As India courts criticism for its role in foiling Latifa’s escape, ThePrint takes you back to the 1960s, when the daughter of a former dictator arrived in India to bid a final farewell to her Indian husband and flew away to a third land.
Love in the time of the Cold War
Svetlana Alliluyeva was the only daughter of Joseph Stalin, the leader of the erstwhile USSR who altogether had five children from two wives.
Lovingly called “my little sparrow” by Stalin, Svetlana often visited India during her lifetime — primarily because she was in a romantic relationship with a Soviet-based Communist of Indian origin named Brajesh Singh.
As reported in news portal Russia Beyond, Alliluyeva and Singh, who traced his roots to a royal family in Uttar Pradesh, lived together in Sochi after the Soviet authorities opposed their marriage. Later, Alliluyeva would cite the mistreatment of Singh, whom she referred to as her husband, as one of the pivotal reasons behind her decision to defect from the USSR.
When Singh died of illness in October 1966, Alliluyeva expressed a desire to visit India to immerse his ashes in the Ganga.
Arrival in ‘paradise’
Alexei Kosygin, the premier of the Soviet Union at the time, tried to dissuade Svetlana, telling her she might be forced to commit sati, the abolished Hindu practice of women immolating themselves on their husbands’ funeral pyres.
She came nevertheless, in December 1966, and reportedly fell in love with Singh’s village, which was located near Allahabad (now Prayagraj). Kalakankar, she later told The New York Times, was akin to “paradise”.
In India, she stayed as a guest with the Soviet ambassador. Alliluyeva approached Indian authorities with a request for political asylum, but got no response for three months. India and the USSR were strong allies at the time, and New Delhi was reportedly reluctant to upset Moscow.
“This was a time when India was tilting towards the USSR and it was impossible for us to grant her any kind of asylum,” a retired bureaucrat who worked in the Ministry of External Affairs told Russia Beyond, adding, “We couldn’t jeopardise our relationship with the Soviets.”
On realising that her request was likely to be rejected, Svetlana took the controversial step of approaching the United States embassy in New Delhi. The US and the USSR, then the two biggest world powers, were caught in the throes of the Cold War at the time.
The American ambassador to India at the time, Chester Bowles, was aware of the diplomatic ramifications of this request.

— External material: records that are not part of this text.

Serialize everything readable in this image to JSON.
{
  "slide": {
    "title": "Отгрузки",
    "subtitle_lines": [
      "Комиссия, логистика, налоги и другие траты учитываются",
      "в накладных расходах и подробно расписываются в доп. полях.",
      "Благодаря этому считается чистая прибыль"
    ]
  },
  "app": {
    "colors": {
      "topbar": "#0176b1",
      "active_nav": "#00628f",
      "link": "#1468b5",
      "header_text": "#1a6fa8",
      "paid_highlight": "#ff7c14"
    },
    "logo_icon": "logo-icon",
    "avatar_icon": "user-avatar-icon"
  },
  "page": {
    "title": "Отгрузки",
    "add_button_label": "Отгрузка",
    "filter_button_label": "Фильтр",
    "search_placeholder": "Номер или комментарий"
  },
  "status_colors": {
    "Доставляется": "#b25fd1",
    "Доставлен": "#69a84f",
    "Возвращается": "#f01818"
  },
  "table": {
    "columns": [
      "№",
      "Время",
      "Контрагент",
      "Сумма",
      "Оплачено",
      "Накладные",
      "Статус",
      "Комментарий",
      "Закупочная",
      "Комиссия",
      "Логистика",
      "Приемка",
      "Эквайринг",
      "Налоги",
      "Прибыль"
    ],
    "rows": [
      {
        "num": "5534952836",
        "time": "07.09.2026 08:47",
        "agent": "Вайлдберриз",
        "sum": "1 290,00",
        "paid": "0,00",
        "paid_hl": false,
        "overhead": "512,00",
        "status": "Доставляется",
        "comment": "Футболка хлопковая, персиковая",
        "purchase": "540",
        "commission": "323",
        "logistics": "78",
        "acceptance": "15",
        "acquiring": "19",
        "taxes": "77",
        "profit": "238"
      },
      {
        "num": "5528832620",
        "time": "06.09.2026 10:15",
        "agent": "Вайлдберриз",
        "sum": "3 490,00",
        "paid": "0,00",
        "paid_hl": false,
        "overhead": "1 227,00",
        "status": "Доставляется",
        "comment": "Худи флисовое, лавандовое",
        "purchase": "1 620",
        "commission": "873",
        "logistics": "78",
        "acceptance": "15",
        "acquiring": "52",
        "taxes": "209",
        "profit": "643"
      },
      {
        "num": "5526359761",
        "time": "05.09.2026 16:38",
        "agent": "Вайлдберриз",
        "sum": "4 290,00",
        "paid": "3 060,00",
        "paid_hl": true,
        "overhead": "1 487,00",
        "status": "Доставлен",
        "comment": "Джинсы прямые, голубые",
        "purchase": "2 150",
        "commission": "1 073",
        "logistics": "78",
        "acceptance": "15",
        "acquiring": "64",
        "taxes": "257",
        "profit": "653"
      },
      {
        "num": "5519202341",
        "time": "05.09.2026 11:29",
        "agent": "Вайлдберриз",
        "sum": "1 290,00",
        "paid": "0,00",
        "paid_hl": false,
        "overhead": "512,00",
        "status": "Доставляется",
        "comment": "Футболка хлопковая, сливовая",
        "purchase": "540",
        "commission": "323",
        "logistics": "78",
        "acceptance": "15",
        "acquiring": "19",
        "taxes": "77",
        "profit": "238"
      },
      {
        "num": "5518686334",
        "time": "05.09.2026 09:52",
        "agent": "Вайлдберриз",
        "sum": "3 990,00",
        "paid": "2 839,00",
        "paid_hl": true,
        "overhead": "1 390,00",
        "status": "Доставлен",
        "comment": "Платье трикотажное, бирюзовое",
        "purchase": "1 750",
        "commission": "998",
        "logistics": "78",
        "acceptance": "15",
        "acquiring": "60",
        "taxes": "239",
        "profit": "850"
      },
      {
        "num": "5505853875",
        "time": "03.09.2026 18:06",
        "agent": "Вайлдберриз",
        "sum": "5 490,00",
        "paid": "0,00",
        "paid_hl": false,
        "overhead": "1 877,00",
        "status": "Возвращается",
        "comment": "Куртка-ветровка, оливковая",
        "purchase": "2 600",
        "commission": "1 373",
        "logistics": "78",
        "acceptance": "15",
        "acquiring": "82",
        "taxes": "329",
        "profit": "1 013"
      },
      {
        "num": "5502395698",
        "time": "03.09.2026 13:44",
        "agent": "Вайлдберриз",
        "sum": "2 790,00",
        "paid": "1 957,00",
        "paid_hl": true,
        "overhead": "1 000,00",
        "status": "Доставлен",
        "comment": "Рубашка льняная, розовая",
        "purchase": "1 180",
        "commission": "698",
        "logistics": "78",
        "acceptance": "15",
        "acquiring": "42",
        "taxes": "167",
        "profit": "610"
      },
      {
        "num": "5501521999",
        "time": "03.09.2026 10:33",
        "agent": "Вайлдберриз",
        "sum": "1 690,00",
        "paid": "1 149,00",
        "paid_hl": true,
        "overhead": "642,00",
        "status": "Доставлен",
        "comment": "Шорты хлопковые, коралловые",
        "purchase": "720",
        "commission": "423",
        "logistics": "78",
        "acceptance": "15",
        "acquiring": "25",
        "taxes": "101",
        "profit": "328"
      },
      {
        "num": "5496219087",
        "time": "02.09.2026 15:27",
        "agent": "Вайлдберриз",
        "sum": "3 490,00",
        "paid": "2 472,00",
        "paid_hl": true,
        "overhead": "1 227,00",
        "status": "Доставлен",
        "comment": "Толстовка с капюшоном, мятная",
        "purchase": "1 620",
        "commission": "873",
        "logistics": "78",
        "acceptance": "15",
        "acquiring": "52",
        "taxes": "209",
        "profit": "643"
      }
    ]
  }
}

He reportedly demanded her statement of intent in writing, and, in a historic move, the Americans granted Alliluyeva asylum.
As The New York Times wrote in an obituary after Svetlana’s death in November 2011: “The world watched in amazement as Stalin’s daughter, granted protection, became the most high-profile Soviet exile since the ballet virtuoso Rudolf Nureyev defected in 1961.”
A lasting love for India
Her escape was fitting for a James Bond film: Alliluyeva was whisked away by a CIA agent to Rome and then to Geneva in politically neutral Switzerland.
The year all this was happening was pivotal for India — 1967 saw the country hold its first election without Jawaharlal Nehru. The Congress won, but a significant dip in vote share put Indira Gandhi and the party on the backfoot for the first time.
Two successive wars (1962 against China and 1965 against Pakistan) had left the economy reeling, and it was a time Indira Gandhi needed allies and not altercations. However, the government still decided against deporting Svetlana to the USSR.
“We had to turn a blind eye towards her departure to minimise the damage in our relations with the Soviet Union,” the retired Indian bureaucrat told Russia Beyond. “We couldn’t deport her to the USSR either.”
After her defection was announced on radio, a brief period of expected Soviet backlash ensued. However, tensions eased when India declined to condemn the Soviet invasion of the erstwhile Czechoslovakia in 1968.
As for Alliluyeva — she became a US citizen, where she lived till her death. However, she visited India several times, and even started the Brajesh Singh Memorial Hospital in Kalakankar.
It ran till the late 1970s, but was turned into a private school after Alliluyeva began to struggle to send funds from abroad.